Im WS 2019/20 erlernten die Studierenden Feldforschungsmethoden zur korpusbasierten Untersuchung von Sprachvitalität: Zum einen das fotographische Festhalten von Beschilderung im öffentlichen Raum (Linguistic Landscaping) und zum anderen Aspekte einer narrativen Interviewführung. Die Studierenden wandten während einer Exkursion beide Methoden an, um Daten zur Sprachvitalität des Galicischen in Santiago de Compostela und A Coruña zu erheben. Damit konnten ihnen einerseits soziolinguistische Methoden der Datenerhebung im Feld vermittelt werden. Andererseits bekamen die Studierenden während der Exkursion einen profunden Einblick in die scientific community zur Mehrsprachigkeitsforschung in Galicien, da wir sowohl am Instituto da Lingua Galega als auch an der Universität von Santiago an Veranstaltungen teilnahmen.


Das im SS 2020 folgende Seminar baute auf der Exkursion auf und hatte das Ziel, die erstellten Korpora zu transkribieren, zu kategorisieren und zu interpretieren. Bedingt durch die Einschränkungen in der Präsenzlehre, führten die Studierenden die Transkription des Audiomaterials und die Kategorisierung der Fotokorpora in eigenständiger Partnerarbeit durch. Über die digitale Plattform AdobeConnect konnte ich den Studierenden Einführungen in das Transkriptionsprogramm EXMARaLDA und in ein Kategorisierungsschema für Fotokorpora geben. Die nachfolgenden Analysen und Interpretationen wurden wiederum zunächst von den Studierenden in Kleingruppen eigenständig durchgeführt, bevor wir sie digital im Plenum diskutierten. Neben den Transkriptionen sowie quantitativen und qualitativen Analysen der Studierenden waren auch Arbeiten zu Linguistic Landscapes von mir eine Grundlage für die Diskussionen.

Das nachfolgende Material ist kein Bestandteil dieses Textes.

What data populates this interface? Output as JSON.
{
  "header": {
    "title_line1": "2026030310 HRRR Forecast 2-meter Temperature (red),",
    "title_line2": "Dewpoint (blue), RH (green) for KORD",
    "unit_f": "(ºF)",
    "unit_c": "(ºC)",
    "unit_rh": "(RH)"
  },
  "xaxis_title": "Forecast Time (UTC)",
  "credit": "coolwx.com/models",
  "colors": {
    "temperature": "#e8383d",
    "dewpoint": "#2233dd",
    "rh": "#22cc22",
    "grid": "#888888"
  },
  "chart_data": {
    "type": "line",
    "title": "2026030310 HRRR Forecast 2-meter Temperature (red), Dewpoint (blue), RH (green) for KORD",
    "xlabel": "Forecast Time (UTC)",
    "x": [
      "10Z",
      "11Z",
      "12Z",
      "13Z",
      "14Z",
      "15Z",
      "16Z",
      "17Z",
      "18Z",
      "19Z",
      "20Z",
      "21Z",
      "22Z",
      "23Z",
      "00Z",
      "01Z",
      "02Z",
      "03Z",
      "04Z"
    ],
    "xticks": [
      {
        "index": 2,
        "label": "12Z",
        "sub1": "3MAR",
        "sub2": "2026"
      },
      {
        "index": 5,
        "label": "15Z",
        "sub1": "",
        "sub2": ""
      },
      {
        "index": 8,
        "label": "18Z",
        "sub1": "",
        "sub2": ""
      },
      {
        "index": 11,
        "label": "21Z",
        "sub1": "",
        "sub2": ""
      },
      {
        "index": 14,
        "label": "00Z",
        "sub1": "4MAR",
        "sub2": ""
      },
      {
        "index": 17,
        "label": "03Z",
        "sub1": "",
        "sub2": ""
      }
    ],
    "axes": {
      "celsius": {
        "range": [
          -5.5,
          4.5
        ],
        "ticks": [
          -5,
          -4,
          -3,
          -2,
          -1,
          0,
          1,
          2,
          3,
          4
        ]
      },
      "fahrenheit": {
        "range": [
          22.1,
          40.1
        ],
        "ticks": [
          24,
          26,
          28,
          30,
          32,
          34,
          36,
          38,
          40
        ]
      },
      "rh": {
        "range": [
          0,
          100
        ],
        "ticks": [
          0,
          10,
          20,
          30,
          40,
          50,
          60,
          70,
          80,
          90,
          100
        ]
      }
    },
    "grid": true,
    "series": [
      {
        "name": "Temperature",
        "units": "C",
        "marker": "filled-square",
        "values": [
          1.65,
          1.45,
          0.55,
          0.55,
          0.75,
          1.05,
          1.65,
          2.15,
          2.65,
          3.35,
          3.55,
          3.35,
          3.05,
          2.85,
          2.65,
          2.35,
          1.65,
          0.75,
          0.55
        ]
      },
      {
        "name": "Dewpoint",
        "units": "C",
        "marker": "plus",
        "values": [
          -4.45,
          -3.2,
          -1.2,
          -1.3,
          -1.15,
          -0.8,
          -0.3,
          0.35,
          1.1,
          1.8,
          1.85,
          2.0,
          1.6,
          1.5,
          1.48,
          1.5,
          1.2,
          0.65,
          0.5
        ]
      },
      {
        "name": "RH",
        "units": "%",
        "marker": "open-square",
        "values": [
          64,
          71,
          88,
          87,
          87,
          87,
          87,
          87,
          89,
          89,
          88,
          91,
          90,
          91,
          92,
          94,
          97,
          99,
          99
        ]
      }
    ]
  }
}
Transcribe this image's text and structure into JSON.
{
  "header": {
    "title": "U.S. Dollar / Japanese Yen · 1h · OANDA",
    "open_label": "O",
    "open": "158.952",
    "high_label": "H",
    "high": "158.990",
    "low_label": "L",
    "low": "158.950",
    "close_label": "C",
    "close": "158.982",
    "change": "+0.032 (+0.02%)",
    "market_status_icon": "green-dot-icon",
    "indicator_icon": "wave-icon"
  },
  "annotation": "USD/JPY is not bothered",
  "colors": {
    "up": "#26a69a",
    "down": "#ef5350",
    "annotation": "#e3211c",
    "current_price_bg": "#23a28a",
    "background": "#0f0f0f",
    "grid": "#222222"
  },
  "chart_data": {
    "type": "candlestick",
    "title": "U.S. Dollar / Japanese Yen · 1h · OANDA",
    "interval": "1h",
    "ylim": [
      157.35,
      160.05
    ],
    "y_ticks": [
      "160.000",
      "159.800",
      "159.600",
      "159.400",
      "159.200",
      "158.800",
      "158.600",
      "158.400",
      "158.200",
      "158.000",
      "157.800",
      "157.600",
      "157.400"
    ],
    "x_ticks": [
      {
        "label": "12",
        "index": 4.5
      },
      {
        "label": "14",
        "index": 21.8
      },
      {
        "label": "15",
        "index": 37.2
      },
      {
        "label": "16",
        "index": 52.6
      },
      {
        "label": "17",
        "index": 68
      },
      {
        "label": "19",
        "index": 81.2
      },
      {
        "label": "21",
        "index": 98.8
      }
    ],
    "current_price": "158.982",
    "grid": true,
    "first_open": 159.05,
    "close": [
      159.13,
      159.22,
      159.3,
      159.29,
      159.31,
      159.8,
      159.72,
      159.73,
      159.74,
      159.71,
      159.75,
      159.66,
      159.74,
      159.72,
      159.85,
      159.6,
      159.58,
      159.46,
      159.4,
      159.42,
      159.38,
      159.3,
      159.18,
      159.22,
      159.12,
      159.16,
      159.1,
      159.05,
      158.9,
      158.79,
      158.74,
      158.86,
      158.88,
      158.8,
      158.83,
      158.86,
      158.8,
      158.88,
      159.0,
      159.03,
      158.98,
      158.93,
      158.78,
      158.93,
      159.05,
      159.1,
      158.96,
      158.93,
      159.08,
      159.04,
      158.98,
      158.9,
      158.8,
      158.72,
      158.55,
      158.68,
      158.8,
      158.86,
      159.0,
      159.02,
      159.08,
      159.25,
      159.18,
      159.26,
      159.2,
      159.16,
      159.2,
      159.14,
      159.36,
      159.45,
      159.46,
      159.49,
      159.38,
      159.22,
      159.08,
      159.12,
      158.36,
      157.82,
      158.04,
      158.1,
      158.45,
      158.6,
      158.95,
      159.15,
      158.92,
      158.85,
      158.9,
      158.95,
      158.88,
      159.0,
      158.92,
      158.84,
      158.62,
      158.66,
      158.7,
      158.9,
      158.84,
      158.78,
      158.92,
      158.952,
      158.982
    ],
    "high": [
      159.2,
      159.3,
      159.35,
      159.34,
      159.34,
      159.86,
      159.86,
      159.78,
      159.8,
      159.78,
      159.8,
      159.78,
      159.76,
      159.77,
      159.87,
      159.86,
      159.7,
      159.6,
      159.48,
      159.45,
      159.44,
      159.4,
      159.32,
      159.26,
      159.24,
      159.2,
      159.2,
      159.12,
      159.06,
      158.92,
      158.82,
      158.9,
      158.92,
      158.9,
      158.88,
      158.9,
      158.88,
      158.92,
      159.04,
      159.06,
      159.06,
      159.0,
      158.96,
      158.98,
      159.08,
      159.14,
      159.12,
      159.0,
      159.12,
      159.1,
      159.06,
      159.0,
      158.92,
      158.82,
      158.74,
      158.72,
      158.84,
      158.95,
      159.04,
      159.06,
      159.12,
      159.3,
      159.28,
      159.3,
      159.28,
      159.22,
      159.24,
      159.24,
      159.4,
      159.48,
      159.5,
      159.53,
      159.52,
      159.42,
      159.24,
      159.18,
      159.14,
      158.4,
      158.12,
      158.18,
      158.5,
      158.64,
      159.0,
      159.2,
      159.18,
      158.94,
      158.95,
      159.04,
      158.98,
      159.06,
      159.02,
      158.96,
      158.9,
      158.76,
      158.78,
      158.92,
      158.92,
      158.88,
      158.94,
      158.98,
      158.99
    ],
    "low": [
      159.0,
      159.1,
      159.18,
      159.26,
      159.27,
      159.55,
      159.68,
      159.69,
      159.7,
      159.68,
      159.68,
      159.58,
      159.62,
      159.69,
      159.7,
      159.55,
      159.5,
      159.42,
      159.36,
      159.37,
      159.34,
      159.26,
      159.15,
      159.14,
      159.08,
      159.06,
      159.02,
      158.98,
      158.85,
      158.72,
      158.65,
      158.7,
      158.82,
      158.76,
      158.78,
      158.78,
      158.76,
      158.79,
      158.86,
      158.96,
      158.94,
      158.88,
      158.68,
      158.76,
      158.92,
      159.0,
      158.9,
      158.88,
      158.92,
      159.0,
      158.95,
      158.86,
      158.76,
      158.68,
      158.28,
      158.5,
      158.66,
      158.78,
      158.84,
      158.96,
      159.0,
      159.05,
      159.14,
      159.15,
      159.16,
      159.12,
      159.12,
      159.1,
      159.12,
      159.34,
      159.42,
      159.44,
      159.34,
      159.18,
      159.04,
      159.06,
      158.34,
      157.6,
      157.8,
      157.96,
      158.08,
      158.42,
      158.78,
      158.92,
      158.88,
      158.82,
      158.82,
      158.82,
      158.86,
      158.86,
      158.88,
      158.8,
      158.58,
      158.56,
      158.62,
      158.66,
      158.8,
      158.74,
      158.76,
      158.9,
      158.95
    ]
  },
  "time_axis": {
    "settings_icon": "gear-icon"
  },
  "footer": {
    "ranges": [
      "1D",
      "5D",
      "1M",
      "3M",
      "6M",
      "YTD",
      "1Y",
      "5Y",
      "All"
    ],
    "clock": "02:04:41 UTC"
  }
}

Die forschungsgeleitete Lehre in den Seminaren hat zu Denkanstößen bei Teilnehmenden geführt, da sie Teile der erlernten Methoden in ihre Qualifikationsarbeiten aufnehmen. Auch die scientific community profitiert von den Seminaren, da ich die Resultate als paper beim Romanistentag 2021 in Augsburg präsentieren werde. Dadurch wird deutlich wie herausragend die Arbeit der Studierenden gewesen ist, wie die Projektseminare der Universität Innsbruck nachhaltig Studierende motivieren und durch sie die Forschung vorangebracht werden kann.